My interest in Maine began when I was about eight years old and my mother gave me a copy of “Miss Rumphius,” which follows a proudly independent woman named Alice Rumphius as she grows up, works in a library, and travels as far as Southeast Asia and North Africa. She eventually settles down in a small home in coastal Maine with a cat, a view of the islands, and a determination to “make the world more beautiful.” She achieves this by spreading the seeds of lupine flowers all over the countryside, an undertaking that earns her the moniker the Lupine Lady. There is no mention of husbands, or marriage, or childbearing; this, for me, has always been an enormous part of the appeal.
The book is based, in part, on Hilda Hamlin, a real “lupine lady” who moved to the United States from England in 1904, went to Smith College—which Cooney also attended—and settled on the coast of Maine, where she spread the seeds. Big-leaf lupines, Katherine Brewer, a curator of living collections at the Coastal Maine Botanical Gardens tells me, are a non-native species. Some consider them invasive. But they’re beautiful nonetheless, exploding in hues of purple and pink, which Cooney lovingly detailed, using acrylics and colored pencils on paper made of gesso-coated percale.
One early afternoon in July, I went to the Bowdoin College Museum of Art, in Brunswick, Maine. There, I met curators who invited me to view the original illustrations for a number of Cooney’s picture books, including “Miss Rumphius.” I was taken aback by how she was able to render even the tiniest detail of a dog’s tongue, a girl’s braid, a blade of grass—and, of course, hundreds, maybe even thousands, of lupines.

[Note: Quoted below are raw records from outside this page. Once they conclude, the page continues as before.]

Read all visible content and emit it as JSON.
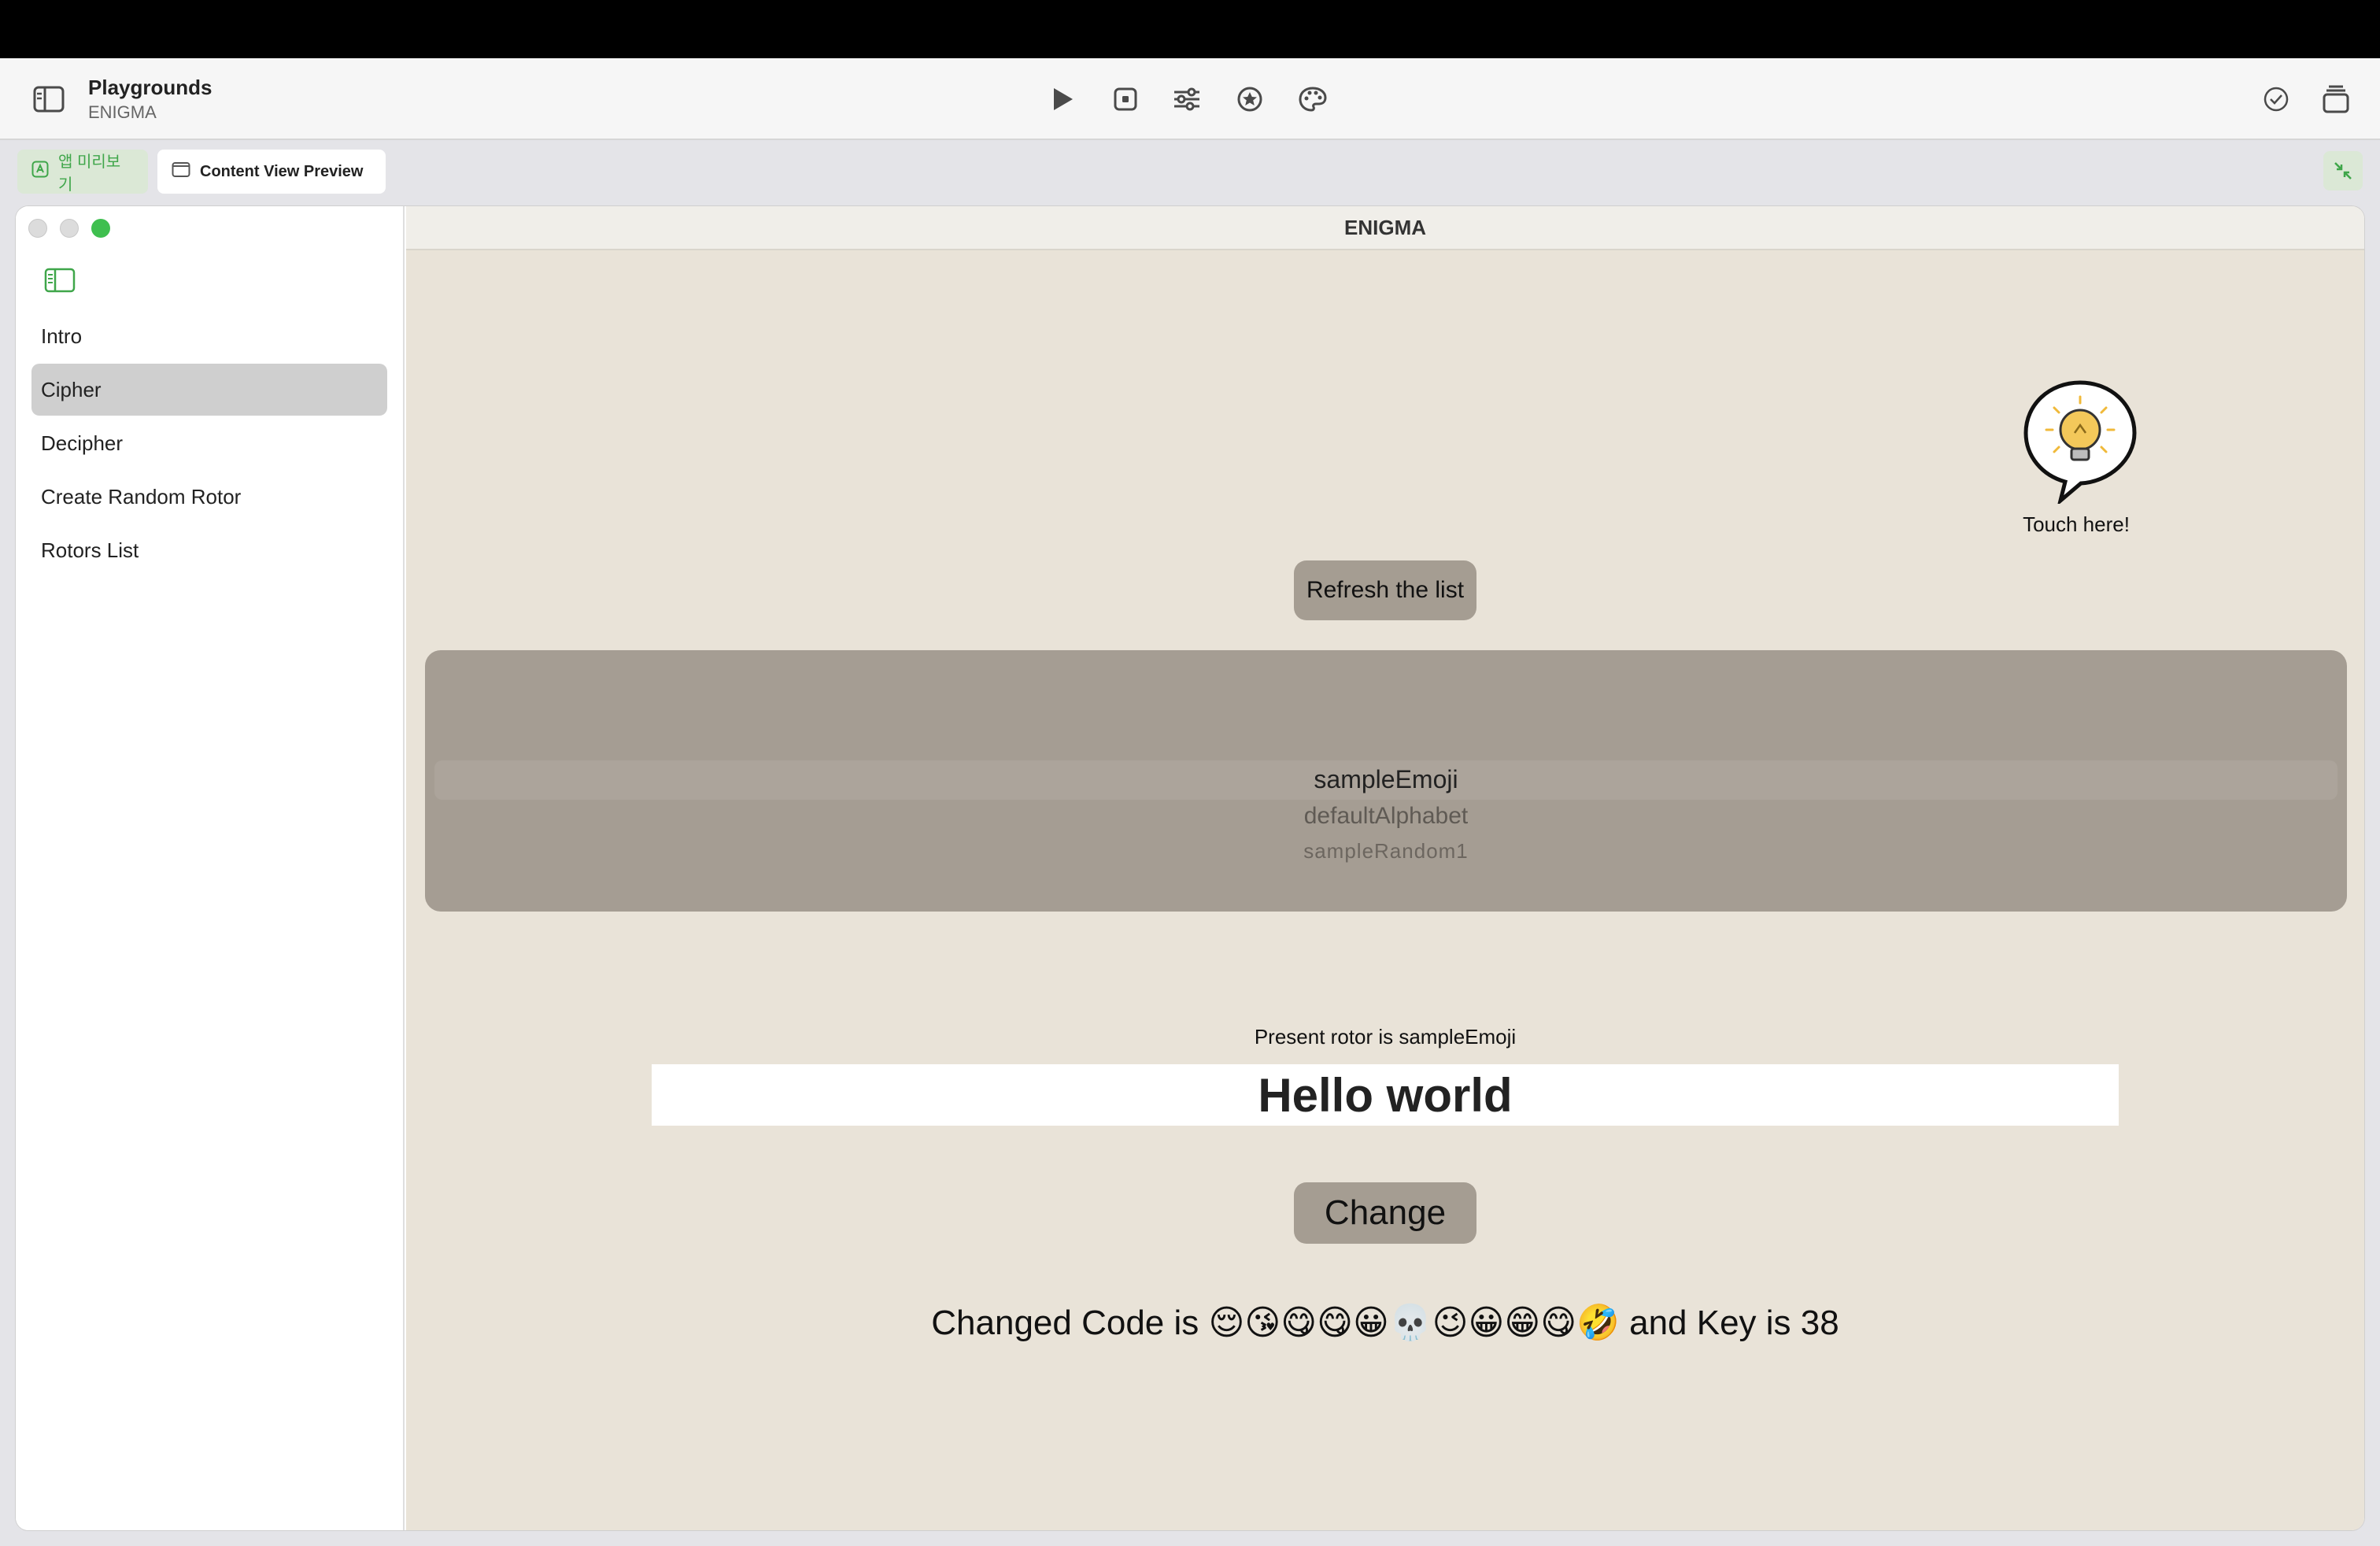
{
  "toolbar": {
    "title": "Playgrounds",
    "subtitle": "ENIGMA"
  },
  "tabs": {
    "app_preview_label": "앱 미리보기",
    "content_preview_label": "Content View Preview"
  },
  "sidebar": {
    "items": [
      {
        "label": "Intro"
      },
      {
        "label": "Cipher"
      },
      {
        "label": "Decipher"
      },
      {
        "label": "Create Random Rotor"
      },
      {
        "label": "Rotors List"
      }
    ],
    "selected": "Cipher"
  },
  "content": {
    "window_title": "ENIGMA",
    "hint_label": "Touch here!",
    "refresh_button": "Refresh the list",
    "picker": {
      "selected": "sampleEmoji",
      "options": [
        "sampleEmoji",
        "defaultAlphabet",
        "sampleRandom1"
      ]
    },
    "present_rotor": "Present rotor is sampleEmoji",
    "input_value": "Hello world",
    "change_button": "Change",
    "result": "Changed Code is 😌😘😋😋😀💀😉😀😁😋🤣 and Key is 38"
  },
  "colors": {
    "accent_green": "#3fa64a",
    "content_bg": "#e9e3d8",
    "button_bg": "#a59d92",
    "picker_bg": "#a59d93"
  }
}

In various drafts, Cooney made notes to herself about everything from Alice Rumphius’s style of dress—Cooney considered, then rejected, putting a hat on her—to the colors of the ocean in an illustration of her protagonist’s journey to a Pacific island. Cooney learned to paint as a child and dedicated her early adulthood to perfecting her craft as an illustrator. Later, she had four children of her own. “She taught them to see what she saw,” Sarah Mackenzie writes, in a recent picture book about Cooney. “To love what she loved, to take in the delicious wild world.”